- All eyes are on the ECB with a critical meeting next month.
- The euro zone's central bank has said it will be raising interest rates for the first time in 11 years.
- But investors are more interested on whether President Christine Lagarde's team will be able to further tighten monetary policy over the medium term.
A member of the European Central Bank told CNBC Wednesday that there's plenty of runway to hike interest rates, following the two planned raises for July and September.
All eyes are on the ECB with a critical meeting next month. The euro zone's central bank has said it will be raising interest rates for the first time in 11 years, but investors are more interested on whether President Christine Lagarde's team will be able to further tighten monetary policy over the medium term.
The ECB has said there will be another hike in September, but doubts currently rest on the period after that — given that the economic prospects of the bloc are darkening. Raising interest rates could slow down economic growth further.
"We will have to make an assessment where the economic development is going and where inflation stands and afterwards there's ample room to hike in 0.25 and 0.5 levels to whatever rate we think, we consider reasonable," Robert Holzmann, who's also the governor of the Austrian central bank, told CNBC about the period after September.
At the moment, the central bank has to somehow manage record levels of inflation and a worsening economic outlook. The ECB forecast in June a 2.8% growth rate for the euro zone this year, but there are growing concerns that this will not materialize, with the war in Ukraine adding continuous economic pressure on the bloc.
The ECB's Chief Economist Philip Lane has previously stressed that the ECB has to manage two major risks.
"On the one side, that could be forces that keep inflation higher than expected for longer. On the other side, we do have the risk of a slowdown in the economy, which would reduce inflationary pressure," he told CNBC Tuesday.
But, according to Austria's Holzmann, "there are indications that towards autumn, we might have peak inflation."
ECB forecasts do point to a slowdown in consumer price rises from this year to the next, with headline inflation moving from 6.8% to 3.5% in 2023. However, there is plenty of uncertainty attached to these estimates with the war in Ukraine dragging on, the energy crisis accelerating and food supply shortages pushing up the cost of living.
Investors have started to worry about fragmentation risks in the euro zone too.
The central bank held an emergency meeting earlier this month to address a surge in borrowing costs for the so-called peripheral European nations.

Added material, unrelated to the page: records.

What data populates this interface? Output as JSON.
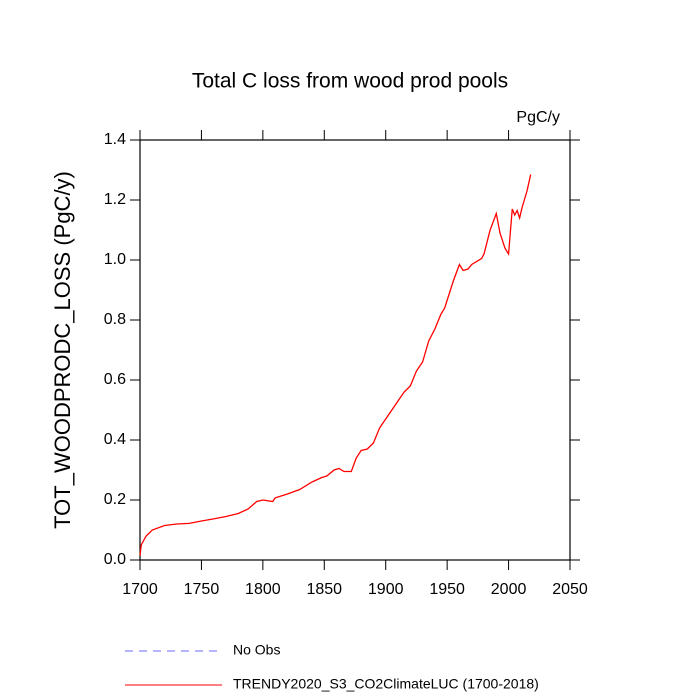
{
  "chart_data": {
    "type": "line",
    "title": "Total C loss from wood prod pools",
    "units": "PgC/y",
    "ylabel": "TOT_WOODPRODC_LOSS  (PgC/y)",
    "x": [
      1700,
      1701,
      1705,
      1710,
      1720,
      1730,
      1740,
      1750,
      1760,
      1770,
      1780,
      1788,
      1795,
      1800,
      1808,
      1810,
      1820,
      1830,
      1840,
      1848,
      1852,
      1858,
      1862,
      1866,
      1872,
      1876,
      1880,
      1885,
      1890,
      1895,
      1900,
      1910,
      1915,
      1920,
      1925,
      1930,
      1935,
      1940,
      1945,
      1948,
      1955,
      1960,
      1963,
      1967,
      1970,
      1978,
      1980,
      1985,
      1990,
      1993,
      1997,
      2000,
      2003,
      2005,
      2007,
      2009,
      2011,
      2015,
      2018
    ],
    "series": [
      {
        "name": "No Obs",
        "color": "#6b6bff",
        "style": "dashed",
        "values": [
          null,
          null,
          null,
          null,
          null,
          null,
          null,
          null,
          null,
          null,
          null,
          null,
          null,
          null,
          null,
          null,
          null,
          null,
          null,
          null,
          null,
          null,
          null,
          null,
          null,
          null,
          null,
          null,
          null,
          null,
          null,
          null,
          null,
          null,
          null,
          null,
          null,
          null,
          null,
          null,
          null,
          null,
          null,
          null,
          null,
          null,
          null,
          null,
          null,
          null,
          null,
          null,
          null,
          null,
          null,
          null,
          null,
          null,
          null
        ]
      },
      {
        "name": "TRENDY2020_S3_CO2ClimateLUC (1700-2018)",
        "color": "#ff0000",
        "style": "solid",
        "values": [
          0.015,
          0.05,
          0.08,
          0.1,
          0.115,
          0.12,
          0.122,
          0.13,
          0.137,
          0.145,
          0.155,
          0.17,
          0.195,
          0.2,
          0.195,
          0.207,
          0.22,
          0.235,
          0.26,
          0.275,
          0.28,
          0.3,
          0.305,
          0.295,
          0.295,
          0.34,
          0.365,
          0.37,
          0.39,
          0.44,
          0.47,
          0.53,
          0.56,
          0.58,
          0.63,
          0.66,
          0.73,
          0.77,
          0.82,
          0.84,
          0.93,
          0.985,
          0.965,
          0.97,
          0.985,
          1.005,
          1.02,
          1.1,
          1.155,
          1.09,
          1.04,
          1.02,
          1.17,
          1.15,
          1.165,
          1.14,
          1.175,
          1.23,
          1.285
        ]
      }
    ],
    "xlim": [
      1700,
      2050
    ],
    "xticks": [
      1700,
      1750,
      1800,
      1850,
      1900,
      1950,
      2000,
      2050
    ],
    "ylim": [
      0,
      1.4
    ],
    "yticks": [
      {
        "value": 0,
        "label": "0.0"
      },
      {
        "value": 0.2,
        "label": "0.2"
      },
      {
        "value": 0.4,
        "label": "0.4"
      },
      {
        "value": 0.6,
        "label": "0.6"
      },
      {
        "value": 0.8,
        "label": "0.8"
      },
      {
        "value": 1.0,
        "label": "1.0"
      },
      {
        "value": 1.2,
        "label": "1.2"
      },
      {
        "value": 1.4,
        "label": "1.4"
      }
    ],
    "grid": false
  }
}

The ECB said it would be developing a new tool to address these risks — however, markets were left wondering when the tool would be implemented and how far it would go.
Speaking to CNBC at the ECB Forum in Sintra, Portugal, Mario Centeno, also a member of the central bank, said: "We are looking to design what we call a backstop that will help us with the normalization."
Since the ECB outlined its intentions to raise interest rates in July and September, marking a shift in its policy, investors have questioned whether highly indebted nations, such as Italy and Greece, would get into trouble with their borrowing costs. The ECB's upcoming fragmentation tool is meant to address these issues, by telling investors in general terms that they do not need to worry about these debt piles.
Centeno said the tool is "precautionary for sure," and they do not see any "actual fragmentation in the market."
Constantinos Herodotou, the governor of the Central Bank of Cyprus, who also joined CNBC Wednesday, said there had been "no final decisions yet" on the fragmentation tool.
The ECB's next meeting is on July 21. However, Herodotou defined the aim of this new policy tool that's being prepared.
"If there is unwarranted fragmentation which means that it is not based on economic fundamentals but then it has to be big enough and strong enough to be effective, but at the same time have within its design the ability to avoid any moral hazard issues," he said.